A tribal casino set to open in South Bend in 2018 could reduce Indiana's tax revenue by more than $350 million in its first five years, according to a report released Tuesday by a group that represents most of Indiana's commercial casinos.

The report by Spectrum Gaming Group was commissioned by the Casino Association of Indiana to assess the impact of Four Winds Casino South Bend, which is being developed by the Pokagon Band of Potawatomi Indians. That project announced last week is expected to open in early 2018.

Spectrum's analysis found that the tribal casino could cost Indiana's 11 riverboat casinos and its two horse track casinos more than $800 million in gambling revenue over its first five years of operation by siphoning away some of their customers.

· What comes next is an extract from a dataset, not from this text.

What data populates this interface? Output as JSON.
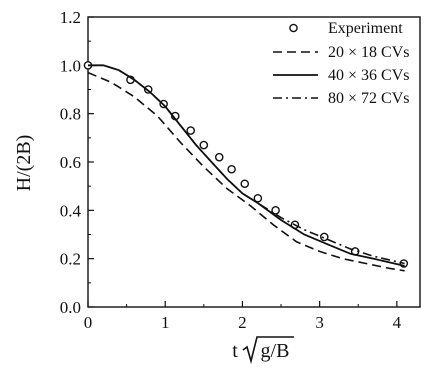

As a result of that hit, Indiana's gambling tax revenue is expected to fall about $282 million over those five years, the report concludes. About 1,800 people, including more than 700 workers at Indiana's commercial casinos, will lose their jobs, costing Indiana about $73 million in state income taxes, it found.

Indiana's existing commercial casinos pay an effective 35 percent tax rate on their gambling revenue in wagering and admissions taxes, but the tribal casino won't be taxed on its revenue, said Matt Bell, president and CEO of the Casino Association of Indiana.

He said Indiana's casinos have seen their business shrink over the past decade due to competition from surrounding states and the tribal casino will exacerbate that decline.

The new report suggests several steps lawmakers might take, including reducing taxes on Indiana's casinos, to give a boost to those operations.

"There's no silver bullet," Bell said. "I think it's important for legislators to take a comprehensive look at the industry and the challenges it faces today, and create a vision for the future that we can mold policy around."

The Pokagon Band, which currently runs three casinos in southwestern Michigan, had no comment on the report's conclusions, said spokeswoman Paige Risser.

Ed Feigenbaum, editor of the Indiana Gaming Insight newsletter, hadn't finished reviewing the report, but said Spectrum Gaming Group is respected for its research and there was no reason to question its findings.

He said that because the Four Winds casino will be a federally-recognized tribal operation, it won't be taxed on any of its revenue. As a result, it was widely expected to have a significant negative impact on the gambling tax revenue that flows into Indiana's general fund and is used for road projects and other state needs.

"It's a big hit," Feigenbaum said. "This is potentially a game-changer."

He said the tribal casino, Indiana's first, will eventually reach a compact with the state under which it would share a small portion of its revenue with Indiana.

"I expect that compact will see it most likely giving a small percentage of is revenue to Indiana as kind of a show of good faith to the state," Feigenbaum said.

He said that revenue would likely come from the casino's slot machine proceeds.